CSU Upholds Sexual Violence Committee Boycott

Policy Bombshell Rocks Concordia Student Union’s First Council Meeting of 2023

The CSU met on Jan. 11 for its first regular council meeting of the year. File Photo Ireland Compton

Faced with a ticking time bomb from the university’s administration, the Concordia Student Union convened for its first regular council meeting of the year on Jan. 11.

The meeting’s primary purpose was to discuss the future of a boycott that the union has been engaged in since last fall. The debate lasted nearly three hours.

In October 2022, the CSU, alongside the Graduate Students’ Association and the Teaching and Research Assistants at Concordia union, withdrew from the university’s Standing Committee on Sexual Misconduct and Sexual Violence. 

What unfolded became a student-led boycott, leaving the committee without any voices from the CSU, GSA or TRAC. Weeks later, the administration made a move.

During the meeting, General Coordinator Fawaz Halloum presented the council with information he had gotten from Lisa White, Concordia’s director of equity and chair of the SMSV committee. In an email sent in November 2022, White allegedly told Halloum the university would be appointing students to the committee itself without authorization from any unions.

“They literally handpicked them. They found someone—one of their stooges—and appointed them,” Halloum told the council. “These will be our representatives on a government-mandated committee. [Learning about this] was deeply troubling.” He said the university’s goal was to end the boycott and bring the students back into the committee.

Following the administration’s announcement, Halloum convened with the CSU’s appointments committee in December. Just days before winter break began, the committee was tasked with coming up with a solution.

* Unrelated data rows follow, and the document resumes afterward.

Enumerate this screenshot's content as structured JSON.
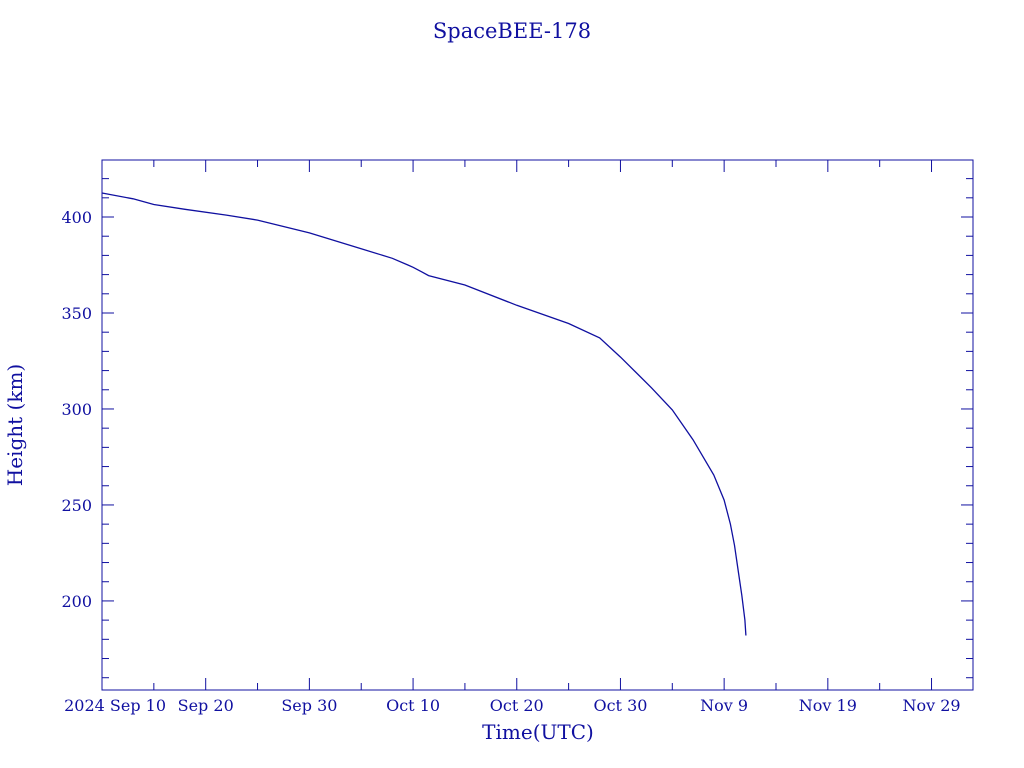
{
  "chart_data": {
    "type": "line",
    "title": "SpaceBEE-178",
    "xlabel": "Time(UTC)",
    "ylabel": "Height (km)",
    "x_unit": "days since 2024 Sep 10",
    "xlim": [
      0,
      84
    ],
    "ylim": [
      153.6,
      429.7
    ],
    "x_ticks": [
      {
        "value": 0,
        "label": "2024 Sep 10"
      },
      {
        "value": 10,
        "label": "Sep 20"
      },
      {
        "value": 20,
        "label": "Sep 30"
      },
      {
        "value": 30,
        "label": "Oct 10"
      },
      {
        "value": 40,
        "label": "Oct 20"
      },
      {
        "value": 50,
        "label": "Oct 30"
      },
      {
        "value": 60,
        "label": "Nov  9"
      },
      {
        "value": 70,
        "label": "Nov 19"
      },
      {
        "value": 80,
        "label": "Nov 29"
      }
    ],
    "y_ticks": [
      {
        "value": 200,
        "label": "200"
      },
      {
        "value": 250,
        "label": "250"
      },
      {
        "value": 300,
        "label": "300"
      },
      {
        "value": 350,
        "label": "350"
      },
      {
        "value": 400,
        "label": "400"
      }
    ],
    "grid": false,
    "color": "#1010a0",
    "series": [
      {
        "name": "SpaceBEE-178",
        "x": [
          0,
          3,
          5,
          8,
          12,
          15,
          20,
          25,
          28,
          29.5,
          30,
          30.8,
          31.5,
          35,
          40,
          45,
          48,
          50,
          53,
          55,
          57,
          59,
          60,
          60.6,
          61,
          61.4,
          61.7,
          62,
          62.1
        ],
        "y": [
          412.5,
          409.5,
          406.5,
          404,
          401,
          398.4,
          391.7,
          383.5,
          378.5,
          375,
          373.8,
          371.5,
          369.5,
          364.6,
          354,
          344.5,
          337,
          327,
          311,
          299.5,
          284,
          265.6,
          252.6,
          240,
          229,
          214,
          203,
          190,
          182
        ]
      }
    ]
  }
}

Councillors Hannah Jackson, Sarah Al-Khaldi, Nassim Boutalbi and Mohamad Abdallah met with Halloum for nearly two hours on Dec. 22, 2022. Faced with the threat of disenfranchisement, councillors established a plan. In the meeting, Jackson spoke of her past experience dealing with McGill’s sexual assault policy while she was a student there. She, alongside Al-Khaldi, nominated themselves to represent the CSU on the committee.

While the councillors’ appointments to the SMSV committee would mean students have a voice, it would end a large part of the boycott. Asli Isaaq, the union’s academic and advocacy coordinator, caught wind of the appointments committee’s decision the day of the council meeting as she reviewed minutes in the consent agenda.

Isaaq objected to the union’s reintegration into the committee claiming it would only legitimize a fundamentally flawed system of handling sexual violence on campus. Whereas CSU committee minutes are usually unanimously agreed to in council meetings under the consent agenda, Isaaq contested the approval of the appointments committee’s decisions. 

The motion to approve the decisions made in the appointments committee failed. “As representatives of the student body, it is our role not to shake in our boots when the administration comes to us, but to stand firm in what our beliefs are,” Isaaq said.

“Being a cohesive group is more powerful than having a seat at this table.” — Hannah Jackson

In support of the boycott, Isaaq invited three TRAC representatives, Becca Wilgosh, Mya Walmsley and Saskia Kowalchuk, to the council meeting.

For Wilgosh, vice-president of the union, maintaining the boycott is a matter of principle. “There is no circumstance under which it makes sense to participate because it doesn’t matter what we say or do—they don't listen to us. So, why are we slapping our names on it?”

“If we participate by legitimizing these positions, it undermines our boycott,” Wilgosh continued. “The point of the boycott is to challenge the legitimacy, not to make sure we have a seat at the table.”

According to Isaaq, starving out the SMSV committee is the best way to get the university to make concessions to the protesters. The union’s main gripes with Concordia’s sexual violence policy is that it is not stand-alone, survivor-centric nor transparent.

Julianna Smith, the CSU’s external affairs and mobilization coordinator, told the council that concessions have already begun. “The university will no longer require non-disclosure agreements to be signed, which is really important because it means students can actually report back to others and can report on what is going on in this committee.”

After much debate, the proponents of the boycott convinced each skeptic to side with them. Coordinators and councillors alike thanked Halloum and the appointments team for their efforts in bringing the issue forward.

Jackson, who initially supported reentering the committee, heeded the advice of Wilgosh, Isaaq and others. “Given the context that I now have about this committee and our overall strategy, I would like to formally rescind my place on this committee.”

A motion introduced by Smith to decline nominations to the SMSV committee and reinforce the boycott was passed unanimously.

“Being a cohesive group is more powerful than having a seat at this table,” Jackson said.